Diversity is division, creativity, and memelords.
That’s what a group of 20 middle schoolers told me during the first-ever Stories for Salem journalism workshop. The theme of the day was “What stories can you tell?” and to narrow the prompt, we had the kids focus on diversity.
The group was diverse in and of itself. There were the loud ones in the back. The quiet ones on the fringes. And the ones who fell somewhere in between up front.
Regardless of how seriously they took our first activity — decorating paper hands with the answer to the question, “What is diversity?” — they were all creative. And they all answered the question differently.
One girl drew a picture of a hand holding up a two-fingered peace sign, complete with a fingerless glove and a paintbrush, and then wrote “Creativity” across the front.
A boy traced his hand, and then asked our adviser to trace his big adult hand over it.
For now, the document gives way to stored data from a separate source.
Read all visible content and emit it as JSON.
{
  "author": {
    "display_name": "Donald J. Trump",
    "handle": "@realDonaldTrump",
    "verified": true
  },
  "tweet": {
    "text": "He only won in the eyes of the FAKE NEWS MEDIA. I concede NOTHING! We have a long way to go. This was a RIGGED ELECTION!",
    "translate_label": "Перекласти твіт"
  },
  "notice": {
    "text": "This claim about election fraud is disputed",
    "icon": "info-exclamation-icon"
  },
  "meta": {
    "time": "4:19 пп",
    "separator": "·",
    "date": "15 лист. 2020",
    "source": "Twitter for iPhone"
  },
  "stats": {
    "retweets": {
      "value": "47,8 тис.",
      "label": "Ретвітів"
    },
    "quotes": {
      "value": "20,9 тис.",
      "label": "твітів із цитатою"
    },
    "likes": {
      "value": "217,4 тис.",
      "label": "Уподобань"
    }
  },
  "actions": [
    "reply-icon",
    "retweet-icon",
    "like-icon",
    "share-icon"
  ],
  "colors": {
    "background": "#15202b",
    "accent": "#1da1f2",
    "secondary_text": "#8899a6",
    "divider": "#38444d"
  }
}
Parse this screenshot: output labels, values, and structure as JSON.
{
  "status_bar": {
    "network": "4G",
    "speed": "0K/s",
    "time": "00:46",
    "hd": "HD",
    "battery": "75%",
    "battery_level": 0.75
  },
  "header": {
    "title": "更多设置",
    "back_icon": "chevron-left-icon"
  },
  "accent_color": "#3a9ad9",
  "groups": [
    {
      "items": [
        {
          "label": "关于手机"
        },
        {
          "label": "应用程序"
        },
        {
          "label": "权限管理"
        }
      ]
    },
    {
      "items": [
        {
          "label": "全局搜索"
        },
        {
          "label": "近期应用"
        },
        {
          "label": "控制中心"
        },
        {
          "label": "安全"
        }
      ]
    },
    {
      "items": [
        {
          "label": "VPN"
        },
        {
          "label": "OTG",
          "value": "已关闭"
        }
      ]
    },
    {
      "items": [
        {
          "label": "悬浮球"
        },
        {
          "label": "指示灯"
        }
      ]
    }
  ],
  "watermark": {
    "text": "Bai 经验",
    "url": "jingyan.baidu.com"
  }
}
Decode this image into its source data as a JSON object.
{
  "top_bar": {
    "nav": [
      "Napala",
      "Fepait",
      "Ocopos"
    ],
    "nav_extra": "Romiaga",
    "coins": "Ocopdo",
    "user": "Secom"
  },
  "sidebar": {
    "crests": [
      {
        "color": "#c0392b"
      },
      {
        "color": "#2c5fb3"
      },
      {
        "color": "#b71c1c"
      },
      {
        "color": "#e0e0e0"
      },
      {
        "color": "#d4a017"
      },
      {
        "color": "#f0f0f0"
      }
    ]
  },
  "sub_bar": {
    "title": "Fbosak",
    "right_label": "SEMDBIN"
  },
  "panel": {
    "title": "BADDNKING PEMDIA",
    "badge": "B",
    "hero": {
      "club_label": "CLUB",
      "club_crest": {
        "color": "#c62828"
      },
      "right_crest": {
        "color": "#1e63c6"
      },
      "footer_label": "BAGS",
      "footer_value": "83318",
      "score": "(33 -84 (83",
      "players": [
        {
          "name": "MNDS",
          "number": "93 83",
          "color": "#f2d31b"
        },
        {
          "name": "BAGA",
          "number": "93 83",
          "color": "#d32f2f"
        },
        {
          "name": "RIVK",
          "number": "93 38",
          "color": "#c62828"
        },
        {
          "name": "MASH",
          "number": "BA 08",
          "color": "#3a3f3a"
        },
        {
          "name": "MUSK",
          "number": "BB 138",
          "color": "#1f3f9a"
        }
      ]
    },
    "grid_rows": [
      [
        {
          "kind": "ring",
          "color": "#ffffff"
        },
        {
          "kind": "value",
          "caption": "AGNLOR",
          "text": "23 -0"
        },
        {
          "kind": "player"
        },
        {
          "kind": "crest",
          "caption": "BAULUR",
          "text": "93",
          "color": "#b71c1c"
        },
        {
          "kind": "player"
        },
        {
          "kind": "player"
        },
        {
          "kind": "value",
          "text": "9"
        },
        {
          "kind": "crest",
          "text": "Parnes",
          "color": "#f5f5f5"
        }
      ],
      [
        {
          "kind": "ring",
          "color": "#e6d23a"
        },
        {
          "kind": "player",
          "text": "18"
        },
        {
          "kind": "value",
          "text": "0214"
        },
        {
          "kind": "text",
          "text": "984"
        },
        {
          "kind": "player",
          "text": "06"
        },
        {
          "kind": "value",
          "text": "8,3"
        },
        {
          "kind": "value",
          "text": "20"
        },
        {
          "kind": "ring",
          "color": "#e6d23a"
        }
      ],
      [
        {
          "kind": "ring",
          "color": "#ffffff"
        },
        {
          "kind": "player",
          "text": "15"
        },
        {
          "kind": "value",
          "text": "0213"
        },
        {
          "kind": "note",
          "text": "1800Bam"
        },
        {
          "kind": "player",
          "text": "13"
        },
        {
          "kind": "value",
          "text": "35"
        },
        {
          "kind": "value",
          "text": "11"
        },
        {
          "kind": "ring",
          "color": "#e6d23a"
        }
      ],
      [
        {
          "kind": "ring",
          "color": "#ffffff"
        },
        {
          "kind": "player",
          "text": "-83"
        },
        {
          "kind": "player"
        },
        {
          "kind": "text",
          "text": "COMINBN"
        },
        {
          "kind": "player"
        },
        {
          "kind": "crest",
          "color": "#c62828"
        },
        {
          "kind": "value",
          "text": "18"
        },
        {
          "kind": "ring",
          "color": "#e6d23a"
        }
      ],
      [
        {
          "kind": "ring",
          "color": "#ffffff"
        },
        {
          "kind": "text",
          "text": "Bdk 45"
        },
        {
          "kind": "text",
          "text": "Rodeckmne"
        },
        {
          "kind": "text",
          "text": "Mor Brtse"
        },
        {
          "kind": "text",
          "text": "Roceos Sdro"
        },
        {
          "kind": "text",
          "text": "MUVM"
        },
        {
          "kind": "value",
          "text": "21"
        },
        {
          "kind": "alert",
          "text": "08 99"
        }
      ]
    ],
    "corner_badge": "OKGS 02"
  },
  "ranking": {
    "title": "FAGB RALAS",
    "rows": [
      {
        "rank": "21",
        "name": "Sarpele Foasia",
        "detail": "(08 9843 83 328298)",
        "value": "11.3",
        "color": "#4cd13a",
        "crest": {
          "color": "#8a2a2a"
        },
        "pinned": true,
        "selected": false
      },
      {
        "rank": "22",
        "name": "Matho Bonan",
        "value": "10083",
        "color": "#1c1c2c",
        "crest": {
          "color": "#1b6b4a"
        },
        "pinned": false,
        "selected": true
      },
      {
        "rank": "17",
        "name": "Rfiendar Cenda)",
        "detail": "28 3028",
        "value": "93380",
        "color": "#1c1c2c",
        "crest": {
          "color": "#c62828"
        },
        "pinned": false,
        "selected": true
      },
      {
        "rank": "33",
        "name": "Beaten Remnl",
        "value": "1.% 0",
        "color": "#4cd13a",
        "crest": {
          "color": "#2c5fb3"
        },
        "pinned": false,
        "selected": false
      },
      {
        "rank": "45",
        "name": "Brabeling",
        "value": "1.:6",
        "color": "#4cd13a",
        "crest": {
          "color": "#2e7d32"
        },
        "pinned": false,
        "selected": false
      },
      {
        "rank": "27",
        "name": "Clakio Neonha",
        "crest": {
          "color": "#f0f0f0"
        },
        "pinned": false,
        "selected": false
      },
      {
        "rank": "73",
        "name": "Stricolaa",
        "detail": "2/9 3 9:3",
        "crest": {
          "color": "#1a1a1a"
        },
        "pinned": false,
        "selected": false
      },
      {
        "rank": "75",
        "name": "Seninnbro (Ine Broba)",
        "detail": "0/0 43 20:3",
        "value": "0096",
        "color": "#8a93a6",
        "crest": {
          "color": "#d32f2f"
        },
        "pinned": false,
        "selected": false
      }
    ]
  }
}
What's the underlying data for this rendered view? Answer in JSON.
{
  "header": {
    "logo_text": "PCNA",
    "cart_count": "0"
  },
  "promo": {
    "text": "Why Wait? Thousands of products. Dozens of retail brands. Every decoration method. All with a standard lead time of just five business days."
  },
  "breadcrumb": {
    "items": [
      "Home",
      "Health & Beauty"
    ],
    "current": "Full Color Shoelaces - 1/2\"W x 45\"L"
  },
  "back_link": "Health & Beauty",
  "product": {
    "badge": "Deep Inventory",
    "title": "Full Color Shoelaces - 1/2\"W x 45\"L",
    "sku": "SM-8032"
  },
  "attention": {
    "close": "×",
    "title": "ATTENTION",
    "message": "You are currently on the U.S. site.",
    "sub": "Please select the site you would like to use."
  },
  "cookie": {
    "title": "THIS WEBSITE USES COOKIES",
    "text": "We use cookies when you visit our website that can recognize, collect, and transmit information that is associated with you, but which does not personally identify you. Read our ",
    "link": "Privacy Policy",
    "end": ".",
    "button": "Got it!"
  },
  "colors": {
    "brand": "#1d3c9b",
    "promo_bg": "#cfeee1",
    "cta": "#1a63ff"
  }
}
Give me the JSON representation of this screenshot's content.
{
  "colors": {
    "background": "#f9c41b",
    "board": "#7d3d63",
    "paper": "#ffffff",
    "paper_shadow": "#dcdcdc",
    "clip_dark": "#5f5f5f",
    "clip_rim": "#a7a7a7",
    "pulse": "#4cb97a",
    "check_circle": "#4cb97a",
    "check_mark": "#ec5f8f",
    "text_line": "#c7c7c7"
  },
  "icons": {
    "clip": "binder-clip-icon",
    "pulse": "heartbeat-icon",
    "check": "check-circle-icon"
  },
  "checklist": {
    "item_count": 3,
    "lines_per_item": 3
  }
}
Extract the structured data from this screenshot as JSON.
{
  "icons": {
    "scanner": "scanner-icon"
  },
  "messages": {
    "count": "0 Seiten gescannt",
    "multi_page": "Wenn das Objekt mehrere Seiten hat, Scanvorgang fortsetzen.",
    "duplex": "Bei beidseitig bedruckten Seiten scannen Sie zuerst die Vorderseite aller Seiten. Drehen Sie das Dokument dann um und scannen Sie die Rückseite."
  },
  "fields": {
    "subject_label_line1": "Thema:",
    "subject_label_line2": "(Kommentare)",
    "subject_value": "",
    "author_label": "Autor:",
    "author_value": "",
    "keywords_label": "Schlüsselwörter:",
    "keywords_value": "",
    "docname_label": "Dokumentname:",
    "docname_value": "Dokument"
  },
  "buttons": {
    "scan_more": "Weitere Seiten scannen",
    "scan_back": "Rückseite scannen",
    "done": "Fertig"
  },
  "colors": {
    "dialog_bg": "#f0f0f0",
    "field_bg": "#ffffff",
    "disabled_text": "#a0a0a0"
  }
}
When I asked the boy what it meant, he said, “It’s about how young people and old people can get along even though they’re different.”
Those were the quiet ones. The loud ones in the back, while quite chatty, produced some thoughtful work as well. One boy wrote one word in each finger of his hand, and included words like “gender” and “sexuality.”
The word the kids chose that made me think the hardest was “division.” Diversity can lead to beautiful things — like the hands — but diversity can also lead to not-so-beautiful things as well.
What some of these kids have picked up on is exactly what Stories for Salem was formed to tackle: The gaps in society bred by misunderstanding. It’s a privilege to live in a heterogeneous society, but it also requires more effort on the part of its citizens. People are born in different places, raised in different ways, and participate in different customs. Understanding doesn’t come as easily when we all look at the world through different eyes. The workshop kids are picking up on these caveats of diversity — and they want to talk about them. Getting a dialogue going at this age will help take the division out of diversity.
After I got home and starting reflecting on how the workshop went, I remembered one of my favorite quotes: “We all come from our own little planets. That’s why we’re all different. That’s what makes life interesting,” by the playwright Robert E. Sherwood.
At that workshop I saw 20 little planets staring at me, and I can’t wait to see how they’ll make each others’ lives more interesting.